Dès que Mathilde m’en a laissé la possibilité, j’ai essayé de lui expliquer la chance inouïe que j’avais (un job auquel j’avais des chances réelles d’accéder), mais dès le premier mot, elle s’est remise à vociférer. Elle hurlait et tapait du poing sur la table. Je me suis demandé si elle n’allait pas recasser la vaisselle qu’on venait d’acheter. Nicole ne disait rien. Blottie dans un coin de la pièce, elle me regardait en pleurant silencieusement, comme si j’offrais le spectacle le plus pathétique auquel elle ait jamais assisté.
Finalement, j’ai renoncé à m’expliquer. Je suis rentré dans mon bureau, mais ça n’a pas suffi. Mathilde a ouvert la porte à la volée, elle m’a insulté de nouveau, rien ne la calmait.

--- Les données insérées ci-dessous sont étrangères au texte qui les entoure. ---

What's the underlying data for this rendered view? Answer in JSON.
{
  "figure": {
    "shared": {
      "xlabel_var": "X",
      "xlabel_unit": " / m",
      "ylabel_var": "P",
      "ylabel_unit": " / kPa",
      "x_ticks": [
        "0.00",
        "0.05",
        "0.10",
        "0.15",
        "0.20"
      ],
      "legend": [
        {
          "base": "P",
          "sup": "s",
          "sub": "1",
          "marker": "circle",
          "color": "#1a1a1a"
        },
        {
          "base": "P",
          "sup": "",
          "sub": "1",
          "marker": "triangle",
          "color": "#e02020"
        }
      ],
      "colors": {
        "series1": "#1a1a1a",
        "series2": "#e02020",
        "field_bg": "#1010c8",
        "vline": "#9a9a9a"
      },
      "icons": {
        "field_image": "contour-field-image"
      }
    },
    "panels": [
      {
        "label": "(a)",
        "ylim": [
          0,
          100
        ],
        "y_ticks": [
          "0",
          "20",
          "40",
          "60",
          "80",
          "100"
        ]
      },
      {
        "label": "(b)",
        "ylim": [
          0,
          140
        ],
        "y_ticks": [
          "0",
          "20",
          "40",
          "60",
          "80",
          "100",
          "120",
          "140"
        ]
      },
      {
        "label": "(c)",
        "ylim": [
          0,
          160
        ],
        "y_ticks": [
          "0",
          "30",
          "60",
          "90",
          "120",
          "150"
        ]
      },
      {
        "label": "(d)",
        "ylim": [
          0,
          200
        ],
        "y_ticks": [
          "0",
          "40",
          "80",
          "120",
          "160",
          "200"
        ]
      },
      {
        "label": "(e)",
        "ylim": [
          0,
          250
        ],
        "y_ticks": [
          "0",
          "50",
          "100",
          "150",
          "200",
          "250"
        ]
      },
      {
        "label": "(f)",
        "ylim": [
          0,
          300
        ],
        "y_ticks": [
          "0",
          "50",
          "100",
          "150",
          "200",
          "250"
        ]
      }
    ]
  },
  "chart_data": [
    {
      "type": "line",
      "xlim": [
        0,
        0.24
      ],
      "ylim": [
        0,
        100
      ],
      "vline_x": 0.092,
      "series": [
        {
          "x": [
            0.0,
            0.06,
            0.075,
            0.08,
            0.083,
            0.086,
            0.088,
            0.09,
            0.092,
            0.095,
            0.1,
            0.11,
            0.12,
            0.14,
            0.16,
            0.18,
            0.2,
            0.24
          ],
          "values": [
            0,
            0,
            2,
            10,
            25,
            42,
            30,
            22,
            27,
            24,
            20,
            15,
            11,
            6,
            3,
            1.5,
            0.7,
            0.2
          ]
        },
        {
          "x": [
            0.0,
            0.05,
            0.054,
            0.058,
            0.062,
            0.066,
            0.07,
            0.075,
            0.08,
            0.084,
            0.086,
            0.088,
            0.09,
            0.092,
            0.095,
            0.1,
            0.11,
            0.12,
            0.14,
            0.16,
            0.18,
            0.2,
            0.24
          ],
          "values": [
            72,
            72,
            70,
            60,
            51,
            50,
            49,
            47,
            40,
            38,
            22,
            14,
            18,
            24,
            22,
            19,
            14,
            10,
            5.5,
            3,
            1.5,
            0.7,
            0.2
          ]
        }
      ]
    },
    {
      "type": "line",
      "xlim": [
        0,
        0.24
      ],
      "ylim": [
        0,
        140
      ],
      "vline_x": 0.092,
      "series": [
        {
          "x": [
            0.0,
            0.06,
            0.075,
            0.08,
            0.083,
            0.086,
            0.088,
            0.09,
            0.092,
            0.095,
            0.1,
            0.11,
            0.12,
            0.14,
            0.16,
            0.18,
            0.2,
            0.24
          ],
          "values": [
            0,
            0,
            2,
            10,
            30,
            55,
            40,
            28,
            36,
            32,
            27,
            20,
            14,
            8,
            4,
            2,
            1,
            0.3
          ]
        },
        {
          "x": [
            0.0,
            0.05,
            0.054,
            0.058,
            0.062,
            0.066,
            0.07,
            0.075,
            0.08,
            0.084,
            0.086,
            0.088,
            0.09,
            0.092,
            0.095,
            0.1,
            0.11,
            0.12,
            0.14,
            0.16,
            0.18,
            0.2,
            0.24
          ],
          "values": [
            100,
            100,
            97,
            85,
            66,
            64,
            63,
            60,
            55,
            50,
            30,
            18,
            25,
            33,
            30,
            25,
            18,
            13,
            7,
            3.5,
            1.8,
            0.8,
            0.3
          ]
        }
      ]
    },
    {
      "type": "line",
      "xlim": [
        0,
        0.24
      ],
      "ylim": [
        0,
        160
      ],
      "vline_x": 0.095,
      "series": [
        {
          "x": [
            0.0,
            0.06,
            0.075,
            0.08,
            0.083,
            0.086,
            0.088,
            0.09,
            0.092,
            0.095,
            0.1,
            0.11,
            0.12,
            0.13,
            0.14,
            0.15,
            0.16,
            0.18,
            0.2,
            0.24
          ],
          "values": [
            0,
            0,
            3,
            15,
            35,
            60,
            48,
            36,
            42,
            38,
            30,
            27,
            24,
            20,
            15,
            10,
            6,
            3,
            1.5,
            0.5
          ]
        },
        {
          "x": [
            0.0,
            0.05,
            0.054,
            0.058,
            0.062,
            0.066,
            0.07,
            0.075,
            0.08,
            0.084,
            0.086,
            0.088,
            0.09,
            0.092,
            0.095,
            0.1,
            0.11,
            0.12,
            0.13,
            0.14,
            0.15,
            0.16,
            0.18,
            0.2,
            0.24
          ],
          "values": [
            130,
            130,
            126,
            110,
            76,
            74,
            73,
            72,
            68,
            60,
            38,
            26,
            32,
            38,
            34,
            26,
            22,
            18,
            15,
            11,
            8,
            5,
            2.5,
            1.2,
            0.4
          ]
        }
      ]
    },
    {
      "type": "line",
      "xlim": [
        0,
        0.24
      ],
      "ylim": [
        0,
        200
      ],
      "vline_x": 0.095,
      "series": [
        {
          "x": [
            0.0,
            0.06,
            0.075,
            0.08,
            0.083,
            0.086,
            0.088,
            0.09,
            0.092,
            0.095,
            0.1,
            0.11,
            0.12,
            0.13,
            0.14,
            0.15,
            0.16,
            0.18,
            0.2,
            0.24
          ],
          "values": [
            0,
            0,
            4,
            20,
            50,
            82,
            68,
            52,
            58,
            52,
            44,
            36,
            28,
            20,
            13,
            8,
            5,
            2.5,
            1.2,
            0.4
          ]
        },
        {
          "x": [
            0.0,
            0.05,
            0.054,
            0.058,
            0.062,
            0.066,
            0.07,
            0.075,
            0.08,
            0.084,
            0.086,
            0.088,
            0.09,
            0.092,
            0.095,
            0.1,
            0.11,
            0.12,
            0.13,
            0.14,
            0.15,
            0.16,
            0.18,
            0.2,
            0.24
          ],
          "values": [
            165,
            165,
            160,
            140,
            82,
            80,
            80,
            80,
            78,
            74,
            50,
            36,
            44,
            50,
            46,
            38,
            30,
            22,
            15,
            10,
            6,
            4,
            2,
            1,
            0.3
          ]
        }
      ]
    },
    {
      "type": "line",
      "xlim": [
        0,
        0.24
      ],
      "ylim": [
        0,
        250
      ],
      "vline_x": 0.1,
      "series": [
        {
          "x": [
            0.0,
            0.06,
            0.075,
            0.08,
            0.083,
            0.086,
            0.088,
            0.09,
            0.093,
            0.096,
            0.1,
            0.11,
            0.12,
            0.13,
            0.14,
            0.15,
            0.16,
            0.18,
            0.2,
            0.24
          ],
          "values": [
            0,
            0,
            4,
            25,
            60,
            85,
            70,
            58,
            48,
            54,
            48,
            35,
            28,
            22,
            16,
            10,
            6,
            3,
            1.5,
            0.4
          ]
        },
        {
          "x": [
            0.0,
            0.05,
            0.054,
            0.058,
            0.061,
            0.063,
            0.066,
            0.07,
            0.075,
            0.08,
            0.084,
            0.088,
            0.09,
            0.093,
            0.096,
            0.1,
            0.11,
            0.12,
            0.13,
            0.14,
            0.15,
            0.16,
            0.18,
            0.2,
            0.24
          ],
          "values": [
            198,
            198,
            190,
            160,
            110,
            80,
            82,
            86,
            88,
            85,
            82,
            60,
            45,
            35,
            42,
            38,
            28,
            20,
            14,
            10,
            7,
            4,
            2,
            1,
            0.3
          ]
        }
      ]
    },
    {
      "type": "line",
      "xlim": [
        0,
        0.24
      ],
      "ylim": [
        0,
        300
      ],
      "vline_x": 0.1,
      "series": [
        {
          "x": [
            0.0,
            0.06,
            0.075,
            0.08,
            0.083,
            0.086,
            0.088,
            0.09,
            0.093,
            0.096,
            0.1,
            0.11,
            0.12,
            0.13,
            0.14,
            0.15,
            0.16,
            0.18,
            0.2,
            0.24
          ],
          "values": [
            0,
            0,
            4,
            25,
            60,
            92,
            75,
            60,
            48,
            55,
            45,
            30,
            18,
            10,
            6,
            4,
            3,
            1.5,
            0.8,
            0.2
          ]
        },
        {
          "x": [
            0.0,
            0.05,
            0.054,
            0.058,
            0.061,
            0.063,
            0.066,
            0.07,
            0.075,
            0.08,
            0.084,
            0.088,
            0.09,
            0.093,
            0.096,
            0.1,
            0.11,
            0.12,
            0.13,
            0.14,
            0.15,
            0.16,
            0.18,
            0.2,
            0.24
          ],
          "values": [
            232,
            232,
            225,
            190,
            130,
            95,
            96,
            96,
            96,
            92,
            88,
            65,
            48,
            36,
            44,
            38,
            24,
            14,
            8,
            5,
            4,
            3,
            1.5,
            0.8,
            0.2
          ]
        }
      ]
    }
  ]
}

Même Nicole tentait maintenant de la raisonner, de lui expliquer que les cris et les hurlements ne changeraient rien, qu’il fallait avoir une attitude plus constructive, voir ce qu’on pouvait faire concrètement. La colère de Mathilde s’est retournée contre sa mère.
— « Ce qu’on peut faire », c’est quoi ? Tu peux me rembourser ce qu’il m’a pris ?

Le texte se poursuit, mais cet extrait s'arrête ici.